Hopps, who had previously written for animated series such as Buzz Lightyear of Star Command, Justice League, and Darkwing Duck, researched for the episode by re-reading every comic book that featured Green Goblin. Hopps notes that "you might consider him [Green Goblin] crazed, but he's truly brilliant and has thought things out far in advance. He's always several steps ahead of where you think he is. So while I'm writing Goblin, I'm always trying to keep in mind where he's going next". While penning the fight sequence between Goblin and Spider-Man, Hopps paid close attention to brawls detailed in "Catalysts" in order to better grasp "how we could make it different and really up the stakes".

The episode served as the conclusion of the Green Goblin storyline for the first season that started with "Catalysts". In the climax, Spider-Man supposedly discovers that Harry has been the Goblin the whole time after stealing the experimental Goblin formula from OsCorp. The second season finale, "Final Curtain", would disprove this revelation and explain that Norman was in fact the actual Green Goblin and he had pitted the blame on his son after learning he had been taking the formula secretly. The episode also revealed that the Chameleon had been impersonating Norman so he could secretly be the Goblin without raising suspicion. The writers had planned the revelation since the series began.

"The Uncertainty Principle" became available on the DVD The Spectacular Spider-Man, Volume 3, on March 17, 2009, alongside the episodes "Catalysts" and "Reaction". The volume featured episodes that detailed Green Goblin as a prominent character. "The Uncertainty Principle" also became available on the full season DVD box set entitled The Spectacular Spider-Man: The Complete First Season DVD Review, which featured every other episode of season one.

==Reception==

"This was an especially busy installment of Spectacular Spider-Man - It's amazing how much this show packs into 22 minutes."
— Eric Goldman,
IGN reviewer

"The Uncertainty Principle" received critical acclaim. Eric Goldman of IGN gave the episode an 8.8. ("Great") rating. He enjoyed Mary Jane's "sexy" vampire uniform and the large, three-way battle between Tombstone, Goblin, and Spider-Man, writing that it was "one hell of a fun fight" and "amazing". Goldman opted that the supposed reveal of Goblin's true identity could possibly be false based on the original comic book story and noted that Jonah's hatred of Spider-Man that was formed in the episode was "perhaps the most understandable and best way it's ever been portrayed before".

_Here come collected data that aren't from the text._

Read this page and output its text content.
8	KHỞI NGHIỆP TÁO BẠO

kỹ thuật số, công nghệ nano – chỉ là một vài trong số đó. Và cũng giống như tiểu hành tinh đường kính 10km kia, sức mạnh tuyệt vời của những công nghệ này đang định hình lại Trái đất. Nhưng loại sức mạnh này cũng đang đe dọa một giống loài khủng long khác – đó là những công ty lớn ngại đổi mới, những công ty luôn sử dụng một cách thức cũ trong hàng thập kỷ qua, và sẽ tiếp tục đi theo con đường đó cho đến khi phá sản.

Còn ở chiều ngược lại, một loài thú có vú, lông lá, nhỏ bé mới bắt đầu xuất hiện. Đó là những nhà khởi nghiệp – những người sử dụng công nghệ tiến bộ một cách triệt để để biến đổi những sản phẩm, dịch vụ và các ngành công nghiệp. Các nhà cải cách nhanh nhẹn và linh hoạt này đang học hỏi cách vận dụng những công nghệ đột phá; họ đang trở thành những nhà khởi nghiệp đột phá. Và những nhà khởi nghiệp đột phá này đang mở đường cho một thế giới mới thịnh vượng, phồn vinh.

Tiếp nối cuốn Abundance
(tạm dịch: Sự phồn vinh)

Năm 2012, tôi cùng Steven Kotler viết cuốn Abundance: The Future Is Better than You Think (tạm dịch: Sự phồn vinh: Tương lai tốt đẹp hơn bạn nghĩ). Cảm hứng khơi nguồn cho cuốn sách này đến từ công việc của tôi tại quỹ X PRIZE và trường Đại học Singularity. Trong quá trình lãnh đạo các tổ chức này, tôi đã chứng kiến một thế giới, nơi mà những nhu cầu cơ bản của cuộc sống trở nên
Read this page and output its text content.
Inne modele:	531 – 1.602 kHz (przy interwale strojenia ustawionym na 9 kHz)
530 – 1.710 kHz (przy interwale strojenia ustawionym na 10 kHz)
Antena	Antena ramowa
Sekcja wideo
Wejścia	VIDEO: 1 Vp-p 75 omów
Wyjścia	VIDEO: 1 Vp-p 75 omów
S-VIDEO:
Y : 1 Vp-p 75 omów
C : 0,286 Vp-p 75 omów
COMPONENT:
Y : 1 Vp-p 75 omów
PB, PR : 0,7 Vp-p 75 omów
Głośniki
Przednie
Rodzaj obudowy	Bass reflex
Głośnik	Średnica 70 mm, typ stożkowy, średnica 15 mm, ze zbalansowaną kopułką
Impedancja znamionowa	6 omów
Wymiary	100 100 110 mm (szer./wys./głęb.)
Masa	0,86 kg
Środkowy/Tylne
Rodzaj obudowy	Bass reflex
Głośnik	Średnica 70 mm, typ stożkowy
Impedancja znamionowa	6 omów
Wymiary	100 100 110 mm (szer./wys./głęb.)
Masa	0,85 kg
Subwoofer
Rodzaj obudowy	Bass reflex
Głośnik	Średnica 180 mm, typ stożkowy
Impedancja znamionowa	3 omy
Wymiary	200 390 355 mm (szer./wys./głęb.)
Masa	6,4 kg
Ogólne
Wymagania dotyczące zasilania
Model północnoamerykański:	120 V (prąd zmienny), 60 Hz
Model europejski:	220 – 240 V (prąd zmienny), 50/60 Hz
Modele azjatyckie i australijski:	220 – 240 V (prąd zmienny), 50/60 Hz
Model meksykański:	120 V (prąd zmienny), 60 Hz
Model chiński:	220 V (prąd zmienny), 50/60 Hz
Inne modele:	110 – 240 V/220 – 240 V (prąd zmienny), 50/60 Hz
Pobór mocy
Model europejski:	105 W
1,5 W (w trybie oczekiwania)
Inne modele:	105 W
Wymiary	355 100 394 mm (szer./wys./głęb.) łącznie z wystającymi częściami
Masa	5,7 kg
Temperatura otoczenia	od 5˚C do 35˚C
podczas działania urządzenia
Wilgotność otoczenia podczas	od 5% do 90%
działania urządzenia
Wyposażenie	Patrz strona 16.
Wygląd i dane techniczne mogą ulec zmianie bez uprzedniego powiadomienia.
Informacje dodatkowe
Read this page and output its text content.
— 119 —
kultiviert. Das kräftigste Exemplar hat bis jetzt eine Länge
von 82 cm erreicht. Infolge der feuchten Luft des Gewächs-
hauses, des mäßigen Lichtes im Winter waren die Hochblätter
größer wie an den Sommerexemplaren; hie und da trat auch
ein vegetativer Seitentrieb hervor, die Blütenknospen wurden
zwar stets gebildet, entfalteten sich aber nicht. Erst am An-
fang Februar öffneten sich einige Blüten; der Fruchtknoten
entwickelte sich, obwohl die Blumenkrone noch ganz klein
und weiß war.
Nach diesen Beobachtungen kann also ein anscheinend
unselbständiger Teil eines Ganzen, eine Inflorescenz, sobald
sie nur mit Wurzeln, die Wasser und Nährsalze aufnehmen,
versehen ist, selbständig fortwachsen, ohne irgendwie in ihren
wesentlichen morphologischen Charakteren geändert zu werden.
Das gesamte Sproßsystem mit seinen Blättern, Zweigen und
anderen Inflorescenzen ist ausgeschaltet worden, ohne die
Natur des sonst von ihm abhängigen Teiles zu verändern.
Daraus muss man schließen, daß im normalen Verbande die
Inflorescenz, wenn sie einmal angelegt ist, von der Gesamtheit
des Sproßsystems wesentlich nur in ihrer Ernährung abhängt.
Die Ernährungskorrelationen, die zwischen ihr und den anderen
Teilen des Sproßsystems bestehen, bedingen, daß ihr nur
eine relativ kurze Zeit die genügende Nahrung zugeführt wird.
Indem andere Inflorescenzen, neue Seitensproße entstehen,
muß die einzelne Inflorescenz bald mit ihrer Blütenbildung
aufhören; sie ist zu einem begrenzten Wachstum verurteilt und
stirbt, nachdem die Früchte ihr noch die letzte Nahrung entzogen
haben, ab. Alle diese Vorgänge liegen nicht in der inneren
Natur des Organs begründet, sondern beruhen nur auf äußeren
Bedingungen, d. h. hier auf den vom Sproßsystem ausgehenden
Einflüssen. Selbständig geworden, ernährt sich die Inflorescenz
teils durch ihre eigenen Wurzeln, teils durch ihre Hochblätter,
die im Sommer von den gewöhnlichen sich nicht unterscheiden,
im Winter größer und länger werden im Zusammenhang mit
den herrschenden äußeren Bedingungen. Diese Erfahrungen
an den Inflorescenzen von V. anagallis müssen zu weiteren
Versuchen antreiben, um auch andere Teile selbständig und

Writing for DVD Talk, reviewer Justin Felix considered setting the episode on Halloween to be "a nice touch". Tim Janson of Mania named it among the best episodes of the season, describing it as "a Halloween episode complete with a gothic setting". Ultimate Disney reviewer Luke Bonanno did not include the episode among his top five episodes of The Spectacular Spider-Man's first season, but "feel[s] obligated to point out that the uniform excellence of the lot [makes] this a challenging task".

Daniel Dockery of Cracked.com ranked it fourth on his list of "The 5 Best Halloween Episodes You Should Watch Tonight." He felt it "broke with the established formula and gave us a more thoughtful Halloween episode," and described the Green Goblin as "a playful and sadistic jerk." Daniel Dockery of Vulture praised the creators for combining the mystery of who the Green Goblin was with Harry's drug addiction to "maintain the intrigue when the audience already anticipated the scream."